On Friday, President and CEO Audrey Tugwell Henry said the “Bank of Jamaica has not raised any concerns" about the deal. It, however, remains subject to customary regulatory and shareholder approvals. She framed the transaction as a vote of confidence in the Jamaican operation.

"Our commitment to Jamaica has been strong and continues," Tugwell Henry said. "The decision represents confidence in the strength of the business we run here."

She noted Scotiabank has operated in Jamaica for 137 years and has never left the market, even through periods of financial sector restructuring. 

She added that the bank's recent quarterly results underscore its financial position. "We are proud of being a financial fortress, and you can see from our April second-quarter results," she said.

SGJ made $6 billion in profit for the quarter compared to $5 billion a year earlier. 

Tugwell Henry said the transaction is not expected to have a material impact on SGJ's day-to-day operations, and that the leadership of the Jamaican operation has historically been local and is expected to remain so.

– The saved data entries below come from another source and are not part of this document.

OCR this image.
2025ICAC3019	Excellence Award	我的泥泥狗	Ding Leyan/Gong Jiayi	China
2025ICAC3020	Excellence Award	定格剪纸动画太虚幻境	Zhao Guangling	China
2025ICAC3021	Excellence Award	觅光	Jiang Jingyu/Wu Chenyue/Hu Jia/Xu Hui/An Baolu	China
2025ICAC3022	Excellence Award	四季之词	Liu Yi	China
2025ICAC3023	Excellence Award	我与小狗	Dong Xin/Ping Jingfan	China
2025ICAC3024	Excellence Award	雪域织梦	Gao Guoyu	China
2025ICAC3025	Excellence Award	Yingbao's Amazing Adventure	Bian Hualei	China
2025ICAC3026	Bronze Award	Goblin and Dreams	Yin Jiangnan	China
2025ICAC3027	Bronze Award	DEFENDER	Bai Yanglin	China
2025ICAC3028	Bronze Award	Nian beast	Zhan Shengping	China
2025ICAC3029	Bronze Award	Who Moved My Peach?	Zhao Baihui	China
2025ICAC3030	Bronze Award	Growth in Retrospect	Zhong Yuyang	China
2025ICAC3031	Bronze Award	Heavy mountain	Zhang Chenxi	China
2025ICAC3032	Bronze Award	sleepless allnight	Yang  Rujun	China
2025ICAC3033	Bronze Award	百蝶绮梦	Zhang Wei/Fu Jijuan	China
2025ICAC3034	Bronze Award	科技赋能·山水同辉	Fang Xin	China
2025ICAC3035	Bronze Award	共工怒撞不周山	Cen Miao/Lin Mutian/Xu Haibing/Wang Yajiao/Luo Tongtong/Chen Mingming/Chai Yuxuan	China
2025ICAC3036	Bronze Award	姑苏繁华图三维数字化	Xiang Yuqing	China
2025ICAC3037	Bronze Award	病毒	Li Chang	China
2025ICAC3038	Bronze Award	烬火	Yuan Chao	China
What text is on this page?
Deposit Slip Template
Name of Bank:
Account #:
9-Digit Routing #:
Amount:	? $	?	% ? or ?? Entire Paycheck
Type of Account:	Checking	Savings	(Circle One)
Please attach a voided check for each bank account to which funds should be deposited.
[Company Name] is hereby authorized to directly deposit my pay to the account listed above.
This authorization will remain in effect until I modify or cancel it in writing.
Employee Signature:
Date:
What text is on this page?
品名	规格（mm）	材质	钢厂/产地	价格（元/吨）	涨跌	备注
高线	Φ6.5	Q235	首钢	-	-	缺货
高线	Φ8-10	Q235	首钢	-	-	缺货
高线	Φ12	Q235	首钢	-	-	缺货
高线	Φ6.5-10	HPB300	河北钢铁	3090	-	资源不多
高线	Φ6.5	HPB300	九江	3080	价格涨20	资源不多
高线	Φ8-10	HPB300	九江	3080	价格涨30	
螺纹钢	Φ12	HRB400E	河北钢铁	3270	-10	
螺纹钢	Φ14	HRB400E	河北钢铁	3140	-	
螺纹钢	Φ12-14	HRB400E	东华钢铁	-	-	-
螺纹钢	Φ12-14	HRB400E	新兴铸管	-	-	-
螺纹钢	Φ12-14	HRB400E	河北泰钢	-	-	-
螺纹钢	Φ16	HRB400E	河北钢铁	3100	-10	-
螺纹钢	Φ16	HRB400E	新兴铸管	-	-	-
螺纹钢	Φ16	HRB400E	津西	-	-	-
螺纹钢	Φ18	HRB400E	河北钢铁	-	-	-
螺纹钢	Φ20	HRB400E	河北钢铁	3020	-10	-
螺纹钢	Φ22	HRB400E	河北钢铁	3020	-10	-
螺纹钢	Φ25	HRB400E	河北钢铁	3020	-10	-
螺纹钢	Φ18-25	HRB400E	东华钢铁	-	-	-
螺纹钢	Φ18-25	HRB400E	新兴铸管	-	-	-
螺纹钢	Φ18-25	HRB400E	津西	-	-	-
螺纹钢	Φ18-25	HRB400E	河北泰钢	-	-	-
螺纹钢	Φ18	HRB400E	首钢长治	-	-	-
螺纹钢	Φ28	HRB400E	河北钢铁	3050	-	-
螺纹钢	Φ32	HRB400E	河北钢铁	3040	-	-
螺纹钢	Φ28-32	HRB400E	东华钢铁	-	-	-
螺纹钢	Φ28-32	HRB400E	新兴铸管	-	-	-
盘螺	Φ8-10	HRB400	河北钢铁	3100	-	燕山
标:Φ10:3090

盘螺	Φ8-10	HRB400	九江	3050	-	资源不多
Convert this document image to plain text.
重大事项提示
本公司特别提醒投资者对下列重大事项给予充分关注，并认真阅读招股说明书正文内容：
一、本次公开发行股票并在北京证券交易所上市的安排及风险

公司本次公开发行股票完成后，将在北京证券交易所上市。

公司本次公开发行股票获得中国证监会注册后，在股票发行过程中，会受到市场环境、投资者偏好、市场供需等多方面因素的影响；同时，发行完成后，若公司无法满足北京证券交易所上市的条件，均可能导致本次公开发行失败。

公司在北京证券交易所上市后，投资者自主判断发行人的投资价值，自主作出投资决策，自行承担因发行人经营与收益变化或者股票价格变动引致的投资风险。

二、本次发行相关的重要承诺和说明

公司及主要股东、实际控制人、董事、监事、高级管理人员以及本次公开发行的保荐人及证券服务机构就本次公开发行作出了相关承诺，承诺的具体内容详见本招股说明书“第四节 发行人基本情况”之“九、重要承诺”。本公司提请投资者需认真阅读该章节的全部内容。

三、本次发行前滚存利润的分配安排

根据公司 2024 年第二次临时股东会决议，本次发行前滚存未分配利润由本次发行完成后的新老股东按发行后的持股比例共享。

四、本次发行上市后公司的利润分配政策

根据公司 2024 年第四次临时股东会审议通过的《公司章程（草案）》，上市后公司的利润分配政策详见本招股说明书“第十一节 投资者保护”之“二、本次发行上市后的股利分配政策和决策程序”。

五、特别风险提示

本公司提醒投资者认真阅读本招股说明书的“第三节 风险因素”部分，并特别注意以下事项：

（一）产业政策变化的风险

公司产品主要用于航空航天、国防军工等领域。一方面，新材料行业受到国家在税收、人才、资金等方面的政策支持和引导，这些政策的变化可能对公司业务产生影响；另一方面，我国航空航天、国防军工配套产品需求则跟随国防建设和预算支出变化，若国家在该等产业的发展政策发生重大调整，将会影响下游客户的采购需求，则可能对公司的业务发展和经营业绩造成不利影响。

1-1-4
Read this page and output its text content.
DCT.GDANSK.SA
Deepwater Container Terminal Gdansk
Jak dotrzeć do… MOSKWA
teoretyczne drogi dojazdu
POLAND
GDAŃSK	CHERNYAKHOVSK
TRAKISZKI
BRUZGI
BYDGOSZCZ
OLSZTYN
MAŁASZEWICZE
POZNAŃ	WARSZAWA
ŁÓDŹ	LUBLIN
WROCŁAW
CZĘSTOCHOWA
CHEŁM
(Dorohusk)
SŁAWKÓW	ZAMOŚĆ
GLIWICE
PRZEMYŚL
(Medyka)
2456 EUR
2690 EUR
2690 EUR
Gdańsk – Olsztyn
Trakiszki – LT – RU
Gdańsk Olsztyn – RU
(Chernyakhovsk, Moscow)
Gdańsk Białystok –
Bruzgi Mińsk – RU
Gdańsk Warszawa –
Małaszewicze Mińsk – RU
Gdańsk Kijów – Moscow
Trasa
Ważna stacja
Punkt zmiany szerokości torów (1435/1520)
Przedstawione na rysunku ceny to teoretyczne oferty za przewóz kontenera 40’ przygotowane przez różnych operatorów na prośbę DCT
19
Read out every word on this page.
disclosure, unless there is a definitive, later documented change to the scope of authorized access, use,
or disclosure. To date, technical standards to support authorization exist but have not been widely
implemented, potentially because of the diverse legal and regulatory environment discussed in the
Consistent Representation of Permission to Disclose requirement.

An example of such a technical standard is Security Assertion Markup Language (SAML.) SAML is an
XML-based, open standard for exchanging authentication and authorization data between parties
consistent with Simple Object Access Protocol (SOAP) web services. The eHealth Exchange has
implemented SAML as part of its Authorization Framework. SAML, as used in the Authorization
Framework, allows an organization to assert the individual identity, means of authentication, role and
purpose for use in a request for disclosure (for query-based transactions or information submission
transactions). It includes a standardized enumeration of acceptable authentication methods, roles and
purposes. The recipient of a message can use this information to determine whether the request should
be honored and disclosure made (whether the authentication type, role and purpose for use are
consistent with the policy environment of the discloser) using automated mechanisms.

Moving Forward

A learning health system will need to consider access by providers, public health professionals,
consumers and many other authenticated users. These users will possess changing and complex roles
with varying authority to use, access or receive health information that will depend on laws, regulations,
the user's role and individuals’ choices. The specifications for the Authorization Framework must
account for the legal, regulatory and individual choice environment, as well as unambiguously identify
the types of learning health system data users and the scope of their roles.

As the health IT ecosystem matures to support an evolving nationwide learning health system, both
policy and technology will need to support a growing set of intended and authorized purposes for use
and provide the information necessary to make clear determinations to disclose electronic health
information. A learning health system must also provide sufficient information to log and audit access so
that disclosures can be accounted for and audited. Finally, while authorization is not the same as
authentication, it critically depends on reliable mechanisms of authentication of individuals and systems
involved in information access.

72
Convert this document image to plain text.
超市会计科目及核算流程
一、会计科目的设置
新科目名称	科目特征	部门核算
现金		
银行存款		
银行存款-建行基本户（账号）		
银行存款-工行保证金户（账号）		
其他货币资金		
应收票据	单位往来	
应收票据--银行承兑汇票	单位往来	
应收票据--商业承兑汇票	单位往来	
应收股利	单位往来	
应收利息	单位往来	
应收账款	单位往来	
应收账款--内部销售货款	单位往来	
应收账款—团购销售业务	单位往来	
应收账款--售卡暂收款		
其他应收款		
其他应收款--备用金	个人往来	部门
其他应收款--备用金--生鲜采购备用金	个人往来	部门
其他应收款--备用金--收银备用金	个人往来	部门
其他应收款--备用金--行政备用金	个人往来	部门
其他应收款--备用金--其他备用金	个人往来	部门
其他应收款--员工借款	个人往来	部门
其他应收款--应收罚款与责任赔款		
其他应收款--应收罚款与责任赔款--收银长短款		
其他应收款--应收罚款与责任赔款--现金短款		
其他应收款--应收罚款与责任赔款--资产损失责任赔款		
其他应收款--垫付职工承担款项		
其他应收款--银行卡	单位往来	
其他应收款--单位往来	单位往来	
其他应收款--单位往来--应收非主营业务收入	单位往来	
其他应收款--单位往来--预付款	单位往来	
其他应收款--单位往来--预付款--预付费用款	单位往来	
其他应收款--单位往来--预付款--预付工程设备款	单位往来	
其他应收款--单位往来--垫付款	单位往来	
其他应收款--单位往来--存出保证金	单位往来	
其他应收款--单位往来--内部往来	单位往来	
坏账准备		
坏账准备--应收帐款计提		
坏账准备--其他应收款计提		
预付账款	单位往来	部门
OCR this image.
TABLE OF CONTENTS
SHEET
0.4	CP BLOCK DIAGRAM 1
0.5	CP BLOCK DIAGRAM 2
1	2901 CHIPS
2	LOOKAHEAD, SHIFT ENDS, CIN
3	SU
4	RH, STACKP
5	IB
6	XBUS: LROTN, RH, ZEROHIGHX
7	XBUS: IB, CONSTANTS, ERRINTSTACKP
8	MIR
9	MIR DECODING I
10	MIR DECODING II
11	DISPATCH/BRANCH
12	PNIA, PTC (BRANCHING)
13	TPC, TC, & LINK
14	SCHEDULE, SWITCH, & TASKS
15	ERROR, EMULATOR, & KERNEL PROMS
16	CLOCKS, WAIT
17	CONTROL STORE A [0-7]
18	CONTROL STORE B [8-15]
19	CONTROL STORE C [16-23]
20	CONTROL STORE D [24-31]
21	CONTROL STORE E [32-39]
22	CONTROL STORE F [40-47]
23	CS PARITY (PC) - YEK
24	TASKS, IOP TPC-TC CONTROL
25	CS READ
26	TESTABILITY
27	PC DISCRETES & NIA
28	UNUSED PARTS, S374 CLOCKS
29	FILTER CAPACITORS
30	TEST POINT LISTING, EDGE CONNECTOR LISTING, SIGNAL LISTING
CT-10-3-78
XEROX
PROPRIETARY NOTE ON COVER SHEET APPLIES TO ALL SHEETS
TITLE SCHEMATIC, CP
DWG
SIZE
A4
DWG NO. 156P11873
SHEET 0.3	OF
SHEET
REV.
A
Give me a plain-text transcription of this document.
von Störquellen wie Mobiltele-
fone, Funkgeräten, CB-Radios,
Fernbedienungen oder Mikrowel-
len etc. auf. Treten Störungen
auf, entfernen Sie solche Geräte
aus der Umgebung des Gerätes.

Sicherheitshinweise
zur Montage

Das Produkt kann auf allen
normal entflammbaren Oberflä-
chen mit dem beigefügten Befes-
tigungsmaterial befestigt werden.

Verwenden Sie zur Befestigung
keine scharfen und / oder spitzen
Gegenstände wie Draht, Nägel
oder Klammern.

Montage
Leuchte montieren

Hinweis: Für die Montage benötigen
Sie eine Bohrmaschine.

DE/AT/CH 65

"I cannot speculate," she said when asked directly about leadership changes, before noting that the heads of SGJ's local operations have predominantly been Jamaican, going back to Bill Clarke, who left the bank in 2008 after 40 years of service. "They have confidence in Jamaicans running this business and have for many decades, and my expectation is it will continue."

The transaction will proceed via a court-approved Scheme of Arrangement under the Companies Act, 2004, requiring approval from a majority of minority shareholders voting at a court-ordered meeting, at least 75 per cent in value of those voting shareholders, and sanction by the Supreme Court of Jamaica. 

As of April, SGJ held $843 billion in assets. Its parent, the Bank of Nova Scotia, reported approximately US$1.5 trillion in assets and trades on the Toronto and New York stock exchanges under the ticker BNS.